Er sah sie mitleidslos an. »Du brauchst meine Hilfe nicht. Du hast alles unter Kontrolle. Du hast ganze Heere, falls du Schutz brauchst. Du hast Ratgeber, falls du Rat brauchst. Du hast einen Staatsschatz, falls du neue Kleider und anderes Spielzeug haben willst, auch wenn die Götter allein wissen, warum das der Fall sein sollte. Du hast meine Schatztruhen geleert, um all das zu kaufen. Welche Hilfe könnte ich dir also geben?«
»Sag mir, ob ich das Richtige tue.«
»Nein. Das weißt du bereits. Du bekommst nicht erst morgen deine Krone, du hast schon eine, die dir um den Kopf wirbelt. Wenn du die Zeremonie absagen willst, dann tu es. Darin sieht hier außer dir niemand ein Problem.«
»Ist das alles? Das ist dein bester Rat?«
Er kicherte. »Meinen besten Rat habe ich dir schon vor langer Zeit gegeben: Zieh das Kinn ein, denn du wirst eine Abreibung bekommen.
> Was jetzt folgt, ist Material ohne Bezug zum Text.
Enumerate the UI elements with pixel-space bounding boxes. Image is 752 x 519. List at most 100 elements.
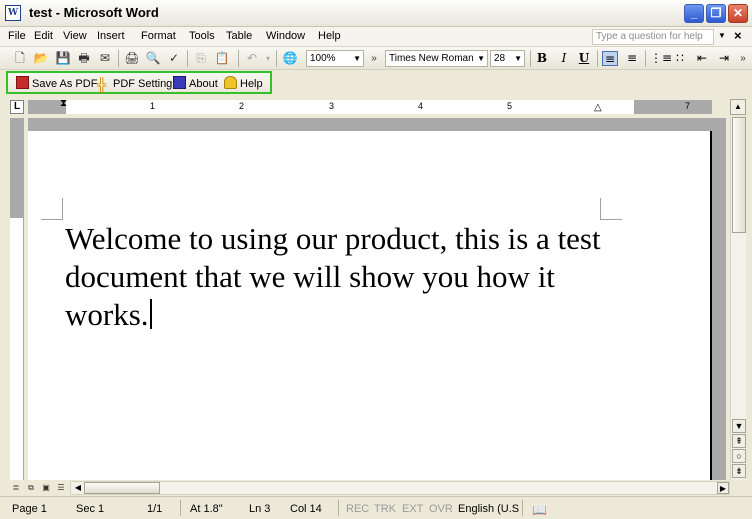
menu-file[interactable]: File bbox=[8, 30, 26, 42]
zoom-value: 100% bbox=[310, 53, 336, 64]
outline-view-icon[interactable]: ☰ bbox=[55, 482, 67, 494]
next-page-icon[interactable]: ⇟ bbox=[732, 464, 746, 478]
menu-bar: File Edit View Insert Format Tools Table… bbox=[0, 27, 752, 47]
font-size-select[interactable]: 28 ▼ bbox=[490, 50, 525, 67]
scroll-left-icon[interactable]: ◀ bbox=[72, 482, 84, 494]
menu-tools[interactable]: Tools bbox=[189, 30, 215, 42]
status-ext[interactable]: EXT bbox=[402, 503, 423, 515]
pdf-setting-label: PDF Setting bbox=[113, 78, 173, 90]
previous-page-icon[interactable]: ⇞ bbox=[732, 434, 746, 448]
document-text[interactable]: Welcome to using our product, this is a … bbox=[65, 220, 625, 334]
format-options-icon[interactable]: » bbox=[735, 51, 751, 66]
scroll-down-icon[interactable]: ▼ bbox=[732, 419, 746, 433]
scroll-right-icon[interactable]: ▶ bbox=[717, 482, 729, 494]
ruler-number: 4 bbox=[418, 101, 424, 111]
email-icon[interactable]: ✉ bbox=[97, 51, 113, 66]
toolbar-options-icon[interactable]: » bbox=[366, 51, 382, 66]
toolbar-separator bbox=[187, 50, 188, 67]
normal-view-icon[interactable]: ≣ bbox=[10, 482, 22, 494]
menu-insert-label: Insert bbox=[97, 30, 125, 42]
menu-table[interactable]: Table bbox=[226, 30, 252, 42]
print-icon[interactable]: 🖨 bbox=[124, 51, 140, 66]
status-page: Page 1 bbox=[12, 503, 47, 515]
close-window-button[interactable]: ✕ bbox=[728, 4, 748, 23]
bullets-icon[interactable]: ∷ bbox=[672, 51, 688, 66]
new-document-icon[interactable]: 🗋 bbox=[12, 51, 28, 66]
open-folder-icon[interactable]: 📂 bbox=[33, 51, 49, 66]
menu-insert[interactable]: Insert bbox=[97, 30, 125, 42]
print-layout-icon[interactable]: ▣ bbox=[40, 482, 52, 494]
horizontal-scrollbar[interactable] bbox=[70, 481, 730, 495]
status-line: Ln 3 bbox=[249, 503, 271, 515]
vertical-scrollbar[interactable]: ▼ ⇞ ○ ⇟ bbox=[730, 117, 746, 480]
permission-icon[interactable]: 🖶 bbox=[76, 51, 92, 66]
increase-indent-icon[interactable]: ⇥ bbox=[716, 51, 732, 66]
save-as-pdf-label: Save As PDF bbox=[32, 78, 98, 90]
undo-dropdown-icon[interactable]: ▾ bbox=[260, 51, 276, 66]
menu-tools-label: Tools bbox=[189, 30, 215, 42]
pdf-setting-button[interactable]: ╬ PDF Setting bbox=[97, 76, 172, 92]
toolbar-separator bbox=[597, 50, 598, 67]
copy-icon[interactable]: ⎘ bbox=[193, 51, 209, 66]
help-dropdown-arrow-icon[interactable]: ▼ bbox=[718, 31, 726, 40]
ruler-number: 3 bbox=[329, 101, 335, 111]
font-select[interactable]: Times New Roman ▼ bbox=[385, 50, 488, 67]
zoom-select[interactable]: 100% ▼ bbox=[306, 50, 364, 67]
spelling-icon[interactable]: ✓ bbox=[166, 51, 182, 66]
menu-format[interactable]: Format bbox=[141, 30, 176, 42]
save-icon[interactable]: 💾 bbox=[55, 51, 71, 66]
vertical-scroll-thumb[interactable] bbox=[732, 117, 746, 233]
horizontal-scroll-thumb[interactable] bbox=[84, 482, 160, 494]
minimize-button[interactable]: _ bbox=[684, 4, 704, 23]
menu-format-label: Format bbox=[141, 30, 176, 42]
numbering-icon[interactable]: ⋮≡ bbox=[650, 51, 672, 66]
print-preview-icon[interactable]: 🔍 bbox=[145, 51, 161, 66]
italic-button[interactable]: I bbox=[556, 51, 572, 66]
ruler-number: 5 bbox=[507, 101, 513, 111]
status-separator bbox=[180, 500, 181, 516]
vertical-ruler-margin bbox=[10, 118, 24, 218]
align-left-icon[interactable]: ≡ bbox=[602, 51, 618, 66]
status-trk[interactable]: TRK bbox=[374, 503, 396, 515]
text-cursor bbox=[149, 299, 152, 329]
menu-edit-label: Edit bbox=[34, 30, 53, 42]
pdf-help-button[interactable]: Help bbox=[224, 76, 263, 92]
toolbar-separator bbox=[118, 50, 119, 67]
menu-help[interactable]: Help bbox=[318, 30, 341, 42]
browse-object-icon[interactable]: ○ bbox=[732, 449, 746, 463]
horizontal-ruler[interactable]: 1 2 3 4 5 7 ⧗ △ bbox=[28, 98, 712, 114]
vertical-ruler[interactable] bbox=[10, 118, 24, 480]
close-document-icon[interactable]: × bbox=[734, 28, 742, 43]
spelling-status-icon[interactable]: 📖 bbox=[532, 503, 547, 517]
hyperlink-icon[interactable]: 🌐 bbox=[282, 51, 298, 66]
save-as-pdf-button[interactable]: Save As PDF bbox=[16, 76, 97, 92]
undo-icon[interactable]: ↶ bbox=[244, 51, 260, 66]
status-rec[interactable]: REC bbox=[346, 503, 369, 515]
about-button[interactable]: About bbox=[173, 76, 218, 92]
status-page-count: 1/1 bbox=[147, 503, 163, 515]
first-line-indent-marker[interactable]: ⧗ bbox=[60, 98, 67, 109]
menu-window[interactable]: Window bbox=[266, 30, 305, 42]
toolbar-separator bbox=[530, 50, 531, 67]
document-page[interactable]: Welcome to using our product, this is a … bbox=[28, 131, 712, 480]
menu-view[interactable]: View bbox=[63, 30, 87, 42]
right-indent-marker[interactable]: △ bbox=[594, 102, 602, 113]
decrease-indent-icon[interactable]: ⇤ bbox=[694, 51, 710, 66]
title-bar[interactable]: W test - Microsoft Word _ ❐ ✕ bbox=[0, 0, 752, 27]
underline-button[interactable]: U bbox=[576, 51, 592, 66]
scroll-up-icon[interactable]: ▲ bbox=[730, 99, 746, 115]
word-app-icon[interactable]: W bbox=[5, 5, 21, 21]
align-center-icon[interactable]: ≡ bbox=[624, 51, 640, 66]
paste-icon[interactable]: 📋 bbox=[214, 51, 230, 66]
pdf-toolbar: Save As PDF ╬ PDF Setting About Help bbox=[6, 71, 272, 94]
pdf-help-label: Help bbox=[240, 78, 263, 90]
help-question-input[interactable]: Type a question for help bbox=[592, 29, 714, 45]
status-ovr[interactable]: OVR bbox=[429, 503, 453, 515]
restore-button[interactable]: ❐ bbox=[706, 4, 726, 23]
status-bar: Page 1 Sec 1 1/1 At 1.8" Ln 3 Col 14 REC… bbox=[0, 496, 752, 519]
bold-button[interactable]: B bbox=[534, 51, 550, 66]
menu-table-label: Table bbox=[226, 30, 253, 42]
tab-selector[interactable]: L bbox=[10, 100, 24, 114]
web-layout-icon[interactable]: ⧉ bbox=[25, 482, 37, 494]
menu-edit[interactable]: Edit bbox=[34, 30, 53, 42]
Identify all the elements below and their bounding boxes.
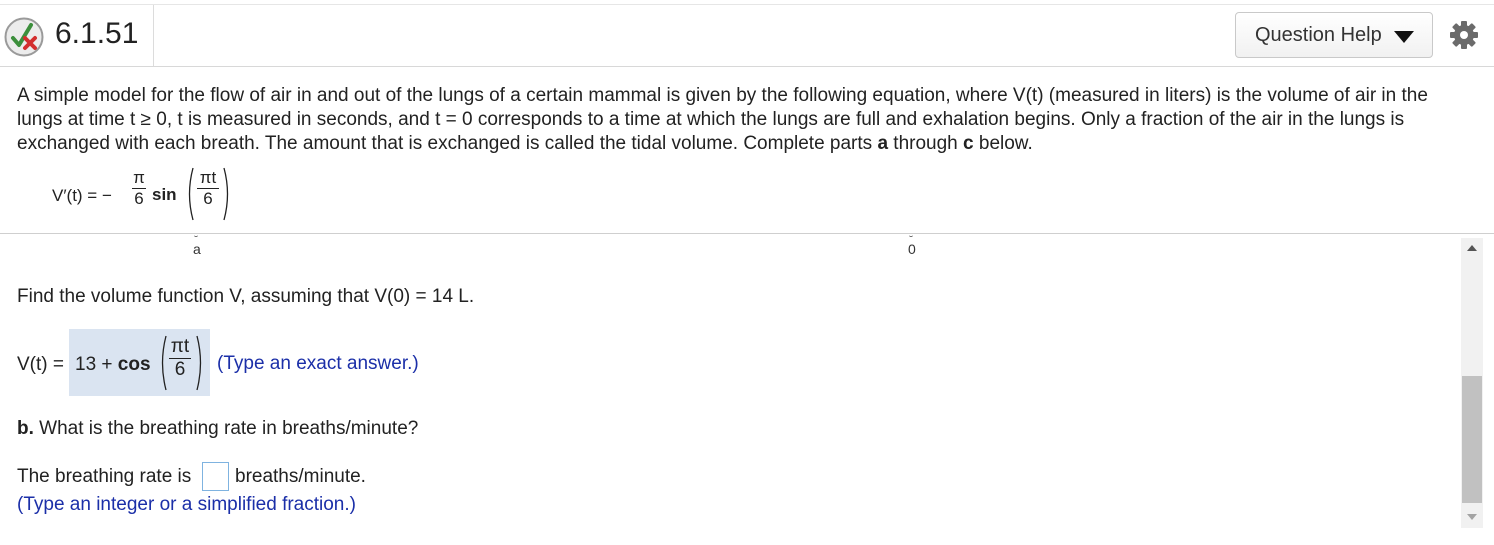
scroll-up-icon[interactable] xyxy=(1467,245,1477,251)
scroll-down-icon[interactable] xyxy=(1467,514,1477,520)
part-a-ref: a xyxy=(877,133,889,154)
clipped-glyph xyxy=(909,233,913,237)
header-divider xyxy=(153,5,154,66)
scroll-label-right: 0 xyxy=(908,241,916,257)
below-word: below. xyxy=(973,133,1033,154)
breathing-rate-suffix: breaths/minute. xyxy=(235,466,366,487)
section-separator xyxy=(0,233,1494,234)
clipped-glyph xyxy=(194,233,198,237)
vertical-scrollbar[interactable] xyxy=(1461,238,1483,528)
answer-right-paren-icon xyxy=(196,335,202,391)
exact-answer-hint: (Type an exact answer.) xyxy=(217,353,419,374)
answer-numerator: πt xyxy=(169,336,191,359)
gear-icon[interactable] xyxy=(1449,20,1479,50)
fraction-hint: (Type an integer or a simplified fractio… xyxy=(17,494,356,515)
arg-denominator: 6 xyxy=(203,189,213,208)
answer-constant: 13 + xyxy=(75,354,113,375)
arg-numerator: πt xyxy=(197,168,219,189)
part-b-prompt: What is the breathing rate in breaths/mi… xyxy=(33,418,419,439)
answer-left-paren-icon xyxy=(161,335,167,391)
answer-lhs: V(t) = xyxy=(17,354,64,375)
through-word: through xyxy=(888,133,964,154)
part-b-label: b. xyxy=(17,418,34,439)
breathing-rate-input[interactable] xyxy=(202,462,229,491)
scrollbar-thumb[interactable] xyxy=(1462,376,1482,503)
part-a-prompt: Find the volume function V, assuming tha… xyxy=(17,286,475,307)
breathing-rate-prefix: The breathing rate is xyxy=(17,466,192,487)
answer-expression[interactable]: 13 + cos xyxy=(75,354,151,376)
partial-correct-icon xyxy=(3,16,45,58)
coef-denominator: 6 xyxy=(134,189,144,208)
right-paren-icon xyxy=(223,167,229,221)
answer-denominator: 6 xyxy=(174,359,186,380)
question-help-button[interactable]: Question Help xyxy=(1235,12,1433,58)
problem-statement: A simple model for the flow of air in an… xyxy=(17,84,1477,156)
answer-cos: cos xyxy=(117,354,151,375)
left-paren-icon xyxy=(188,167,194,221)
question-help-label: Question Help xyxy=(1255,24,1382,46)
equation-lhs: V′(t) = − xyxy=(52,186,112,206)
caret-down-icon xyxy=(1394,31,1414,43)
question-header: 6.1.51 Question Help xyxy=(0,0,1494,67)
arg-fraction: πt 6 xyxy=(197,168,219,209)
part-b-question: b. What is the breathing rate in breaths… xyxy=(17,418,418,440)
equation-minus: − xyxy=(101,186,112,205)
part-c-ref: c xyxy=(963,133,974,154)
sin-function: sin xyxy=(152,185,177,204)
answer-fraction: πt 6 xyxy=(169,336,191,381)
coef-numerator: π xyxy=(132,168,146,189)
scroll-label-left: a xyxy=(193,241,201,257)
equation-lhs-text: V′(t) = xyxy=(52,186,98,205)
problem-intro: A simple model for the flow of air in an… xyxy=(17,85,1428,154)
coef-fraction: π 6 xyxy=(132,168,146,209)
header-top-line xyxy=(0,4,1494,5)
question-number: 6.1.51 xyxy=(55,17,139,50)
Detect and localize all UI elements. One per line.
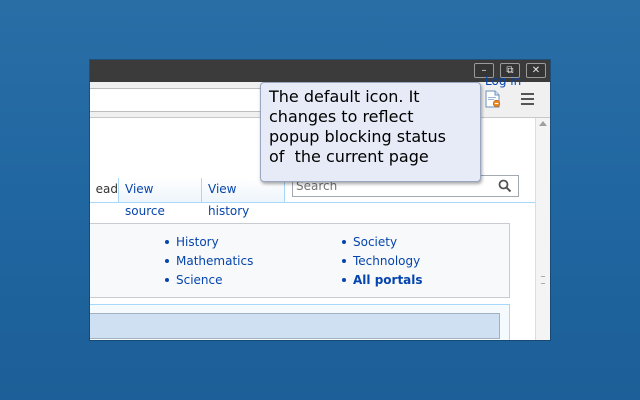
title-bar: – ⧉ ✕ xyxy=(90,60,550,82)
popup-icon-tooltip: The default icon. It changes to reflect … xyxy=(260,82,481,182)
scroll-up-arrow-icon[interactable] xyxy=(539,121,547,126)
popup-blocker-icon[interactable] xyxy=(485,90,501,108)
tab-view-source[interactable]: View source xyxy=(118,178,201,218)
tooltip-line: of the current page xyxy=(269,147,429,166)
portal-link-technology[interactable]: Technology xyxy=(341,254,420,268)
hamburger-menu-icon[interactable] xyxy=(521,93,534,105)
featured-box xyxy=(90,304,510,340)
portal-link-all-portals[interactable]: All portals xyxy=(342,273,423,287)
tab-read[interactable]: ead xyxy=(90,178,118,202)
vertical-scrollbar[interactable] xyxy=(535,118,550,340)
tooltip-line: popup blocking status xyxy=(269,127,446,146)
portals-box xyxy=(90,223,510,298)
portal-link-society[interactable]: Society xyxy=(341,235,397,249)
portal-link-history[interactable]: History xyxy=(165,235,219,249)
tabs-divider xyxy=(90,202,535,203)
featured-header xyxy=(90,313,500,339)
tooltip-line: The default icon. It xyxy=(269,87,420,106)
tooltip-line: changes to reflect xyxy=(269,107,414,126)
search-icon[interactable] xyxy=(498,179,512,193)
scroll-grip-icon[interactable] xyxy=(541,276,545,284)
close-button[interactable]: ✕ xyxy=(526,63,546,78)
portal-link-science[interactable]: Science xyxy=(165,273,223,287)
portal-link-mathematics[interactable]: Mathematics xyxy=(164,254,253,268)
login-link[interactable]: Log in xyxy=(485,74,521,88)
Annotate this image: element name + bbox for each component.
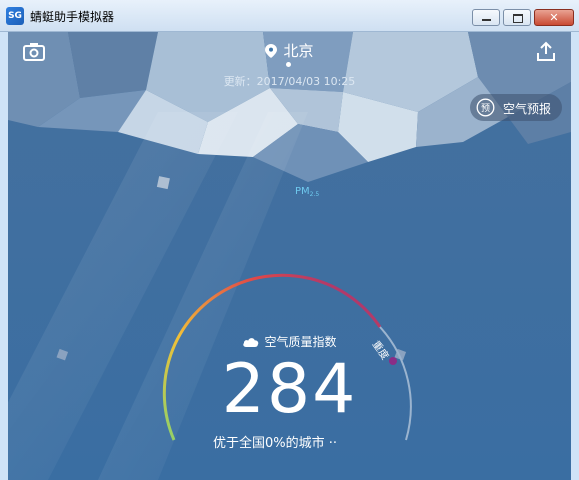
close-icon: ✕ — [549, 11, 559, 24]
pollutant-label[interactable]: PM2.5 — [295, 186, 319, 198]
app-logo-icon: SG — [6, 7, 24, 25]
pollutant-subscript: 2.5 — [309, 191, 320, 198]
aqi-title: 空气质量指数 — [8, 333, 571, 350]
location-pin-icon — [265, 43, 278, 58]
emulator-window: SG 蜻蜓助手模拟器 ✕ 北京 更新：2017/04/03 10:25 预 空气… — [0, 0, 579, 480]
forecast-icon-text: 预 — [481, 103, 490, 114]
minimize-icon — [482, 19, 491, 21]
aqi-title-text: 空气质量指数 — [264, 335, 337, 349]
title-bar[interactable]: SG 蜻蜓助手模拟器 ✕ — [0, 0, 579, 32]
cloud-icon — [243, 337, 259, 347]
air-quality-screen: 北京 更新：2017/04/03 10:25 预 空气预报 PM2.5 空气质量… — [8, 32, 571, 480]
page-indicator-dot — [286, 62, 291, 67]
minimize-button[interactable] — [472, 9, 500, 26]
close-button[interactable]: ✕ — [534, 9, 574, 26]
location-header[interactable]: 北京 — [8, 40, 571, 61]
city-name: 北京 — [283, 42, 314, 60]
maximize-icon — [513, 14, 523, 23]
share-icon[interactable] — [534, 40, 558, 64]
forecast-label: 空气预报 — [503, 102, 552, 116]
update-time: 更新：2017/04/03 10:25 — [223, 75, 356, 88]
air-forecast-button[interactable]: 预 空气预报 — [470, 94, 562, 121]
pollutant-name: PM — [295, 186, 310, 197]
maximize-button[interactable] — [503, 9, 531, 26]
window-title: 蜻蜓助手模拟器 — [30, 10, 115, 24]
city-rank-text[interactable]: 优于全国0%的城市 ·· — [213, 432, 337, 451]
aqi-value: 284 — [221, 350, 358, 429]
forecast-icon: 预 — [476, 98, 495, 117]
Rechne damit und sei bereit; vielleicht siehst du es sogar kommen. Das bezieht sich nicht nur auf Schlachten und Taktik.«
Gegen ihren Willen musste Rhapsody lächeln. »Davon gehe ich aus. Kannst du hier bleiben?«
»Eben hast du mich noch gefragt, warum ich es mir bequem mache.«
»Da hatte ich noch gehofft, du würdest mich mitnehmen.«
»Du musst selbst entscheiden, ob du gehen oder bleiben willst. Das kann ich dir nicht abnehmen.«
Rhapsody seufzte ein weiteres Mal und trat wieder zum Fenster. Sie schaute hinaus in die Finsternis des Hofes, erkannte aber weder die Tribüne noch das Podest. Sie lehnte den Kopf gegen das kühle Glas.
»Ich bleibe.«
Hinter ihr lächelte Achmed. »Wie dem auch sei, brauchst du dich nur umzudrehen, wenn du fertig bist. Ich werde immer dicht hinter dir sein.«
»Äh, Herrin, darf ich Euch für einen kurzen Augenblick belästigen?«
Rhapsody zog den Gürtel um ihr Seidenkleid und öffnete die Tür zu ihren Gemächern. »Ja, Sylvia?« Sie schirmte die Augen vor der Morgensonne ab, deren Licht sich durch das Fenster neben der Tür ergoss.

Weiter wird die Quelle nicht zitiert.